I didn't sleep well last night, and I think I wasn't the only one. The images coming from the Berlin Christmas market deeply troubled me.
We couldn't expect that we would be spared from terrorism in Germany, and that these terrible incidents would only take place elsewhere. And now, here we are.
What can we do? Countless attacks have taught us to show solidarity with the victims and their families.
But what can we actually do? An open society is vulnerable. A free society can be attacked at any time. This realization is bitter, it makes us anxious -- but anyone who suggests otherwise would be lying.
We should now stand as a country in unity -- and stand by our free and democratic values.
But those who play with these fears and fan the flames of hate render themselves accomplices to the attackers.
Of course, we should remain prudent and examine all the facts. It frightens me that some politicians, like some members of the AfD, take it upon themselves to decide who the culprit is, mere minutes after the attack.
"They are Merkel's Corpses", AfD member Pretzell tweeted, while rescue workers were still fighting to save the lives of the victims.
No, they are the criminals' victims -- they were killed by the attackers who drove the truck into the Christmas market.
I support the statement by Green Party chief Özdemir: The AfD lacks -- in addition to many other characteristics -- decency.
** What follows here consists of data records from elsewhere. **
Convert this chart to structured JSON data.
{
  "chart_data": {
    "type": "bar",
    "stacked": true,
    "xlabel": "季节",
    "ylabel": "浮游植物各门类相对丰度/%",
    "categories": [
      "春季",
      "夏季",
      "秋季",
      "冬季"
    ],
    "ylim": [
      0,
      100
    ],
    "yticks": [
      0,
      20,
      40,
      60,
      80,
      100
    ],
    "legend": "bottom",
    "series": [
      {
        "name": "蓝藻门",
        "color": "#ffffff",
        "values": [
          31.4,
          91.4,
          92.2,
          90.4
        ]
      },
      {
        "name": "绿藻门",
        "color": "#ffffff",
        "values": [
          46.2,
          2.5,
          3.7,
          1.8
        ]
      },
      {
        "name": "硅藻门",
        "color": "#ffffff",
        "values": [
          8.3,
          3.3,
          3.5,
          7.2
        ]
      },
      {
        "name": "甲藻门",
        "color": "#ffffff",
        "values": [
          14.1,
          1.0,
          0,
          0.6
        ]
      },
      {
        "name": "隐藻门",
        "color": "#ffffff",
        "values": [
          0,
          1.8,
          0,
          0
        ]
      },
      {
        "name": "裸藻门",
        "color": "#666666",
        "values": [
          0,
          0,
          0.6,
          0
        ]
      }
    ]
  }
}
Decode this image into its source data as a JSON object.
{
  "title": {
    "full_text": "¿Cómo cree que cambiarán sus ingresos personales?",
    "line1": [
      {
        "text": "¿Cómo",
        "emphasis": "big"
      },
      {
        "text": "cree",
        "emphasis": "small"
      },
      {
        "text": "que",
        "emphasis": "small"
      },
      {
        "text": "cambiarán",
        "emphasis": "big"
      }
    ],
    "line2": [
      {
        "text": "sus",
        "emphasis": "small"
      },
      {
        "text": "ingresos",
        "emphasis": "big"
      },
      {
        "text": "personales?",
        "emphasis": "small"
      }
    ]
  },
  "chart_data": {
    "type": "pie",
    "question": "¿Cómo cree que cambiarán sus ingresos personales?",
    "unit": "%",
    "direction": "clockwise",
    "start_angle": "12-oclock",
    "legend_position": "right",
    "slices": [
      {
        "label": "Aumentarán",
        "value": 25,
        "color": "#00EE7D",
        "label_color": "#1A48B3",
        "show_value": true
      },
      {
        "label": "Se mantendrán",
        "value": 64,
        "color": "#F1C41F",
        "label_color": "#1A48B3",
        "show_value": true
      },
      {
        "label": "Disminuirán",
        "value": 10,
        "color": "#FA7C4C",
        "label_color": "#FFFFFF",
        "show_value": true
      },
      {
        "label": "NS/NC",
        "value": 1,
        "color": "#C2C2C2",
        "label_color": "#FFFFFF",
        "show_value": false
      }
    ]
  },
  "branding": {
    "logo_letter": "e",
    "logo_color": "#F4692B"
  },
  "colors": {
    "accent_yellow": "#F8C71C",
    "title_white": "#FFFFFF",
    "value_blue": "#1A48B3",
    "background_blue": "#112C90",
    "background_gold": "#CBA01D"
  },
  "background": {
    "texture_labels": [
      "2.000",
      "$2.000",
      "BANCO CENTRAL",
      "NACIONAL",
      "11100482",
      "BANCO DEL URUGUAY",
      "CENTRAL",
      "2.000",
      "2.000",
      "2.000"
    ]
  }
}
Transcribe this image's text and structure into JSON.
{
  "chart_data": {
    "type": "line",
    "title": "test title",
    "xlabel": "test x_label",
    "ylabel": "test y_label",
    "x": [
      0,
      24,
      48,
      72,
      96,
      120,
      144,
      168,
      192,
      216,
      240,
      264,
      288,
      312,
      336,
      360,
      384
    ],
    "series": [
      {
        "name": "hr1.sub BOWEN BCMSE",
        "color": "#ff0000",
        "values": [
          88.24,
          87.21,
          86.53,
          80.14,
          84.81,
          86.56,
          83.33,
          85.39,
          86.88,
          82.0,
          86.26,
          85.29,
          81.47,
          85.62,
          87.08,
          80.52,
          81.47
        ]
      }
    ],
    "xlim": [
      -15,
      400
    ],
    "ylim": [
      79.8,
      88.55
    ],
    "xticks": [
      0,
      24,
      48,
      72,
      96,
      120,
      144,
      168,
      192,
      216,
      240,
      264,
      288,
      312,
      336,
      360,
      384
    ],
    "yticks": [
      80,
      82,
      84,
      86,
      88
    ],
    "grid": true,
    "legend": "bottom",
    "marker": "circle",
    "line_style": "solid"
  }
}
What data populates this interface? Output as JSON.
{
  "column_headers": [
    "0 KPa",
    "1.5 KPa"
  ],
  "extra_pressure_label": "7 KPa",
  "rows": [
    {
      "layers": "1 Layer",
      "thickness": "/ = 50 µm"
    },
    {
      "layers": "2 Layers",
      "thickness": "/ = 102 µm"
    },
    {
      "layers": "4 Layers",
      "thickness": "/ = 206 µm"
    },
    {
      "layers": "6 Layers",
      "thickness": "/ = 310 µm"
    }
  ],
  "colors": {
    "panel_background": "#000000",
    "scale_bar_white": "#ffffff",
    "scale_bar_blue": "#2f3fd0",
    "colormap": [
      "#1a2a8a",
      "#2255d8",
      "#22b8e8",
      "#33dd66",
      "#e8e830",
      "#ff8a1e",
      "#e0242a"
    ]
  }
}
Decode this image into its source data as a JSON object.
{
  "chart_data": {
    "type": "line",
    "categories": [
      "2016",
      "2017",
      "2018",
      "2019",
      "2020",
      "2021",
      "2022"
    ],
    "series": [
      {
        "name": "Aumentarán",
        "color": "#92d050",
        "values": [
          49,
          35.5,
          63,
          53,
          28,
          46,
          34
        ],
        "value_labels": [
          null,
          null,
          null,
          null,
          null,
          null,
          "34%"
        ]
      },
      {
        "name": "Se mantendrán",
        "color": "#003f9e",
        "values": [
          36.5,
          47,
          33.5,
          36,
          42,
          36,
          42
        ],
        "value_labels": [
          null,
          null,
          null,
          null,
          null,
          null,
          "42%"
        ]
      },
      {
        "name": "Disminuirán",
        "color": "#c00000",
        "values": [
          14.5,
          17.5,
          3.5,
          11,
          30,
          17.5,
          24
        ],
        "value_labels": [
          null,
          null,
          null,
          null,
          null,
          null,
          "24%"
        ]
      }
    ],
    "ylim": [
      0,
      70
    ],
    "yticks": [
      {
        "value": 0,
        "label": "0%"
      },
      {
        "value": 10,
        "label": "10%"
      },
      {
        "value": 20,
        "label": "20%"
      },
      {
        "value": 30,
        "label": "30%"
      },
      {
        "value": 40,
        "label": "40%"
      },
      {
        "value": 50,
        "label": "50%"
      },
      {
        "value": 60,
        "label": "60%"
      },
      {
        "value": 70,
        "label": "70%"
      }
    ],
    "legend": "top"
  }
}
How can someone with any honor tweet something like that at this hour?
This attack tests our civil society. Many honorable ladies and gentlemen have already fallen in the span of a few short minutes.
According to media reports, a Pakistani refugee was named a suspect.
If this indeed is the case -- I should emphasize, the situation remains unclear -- then it would be a shame, because it means that our hospitality has been abused.
But would that discredit all people who seek our protection? Should 99.9 percent of refugees be held accountable?
No, that can't be the case. We should now stand as a country in unity -- and stand by our free and democratic values.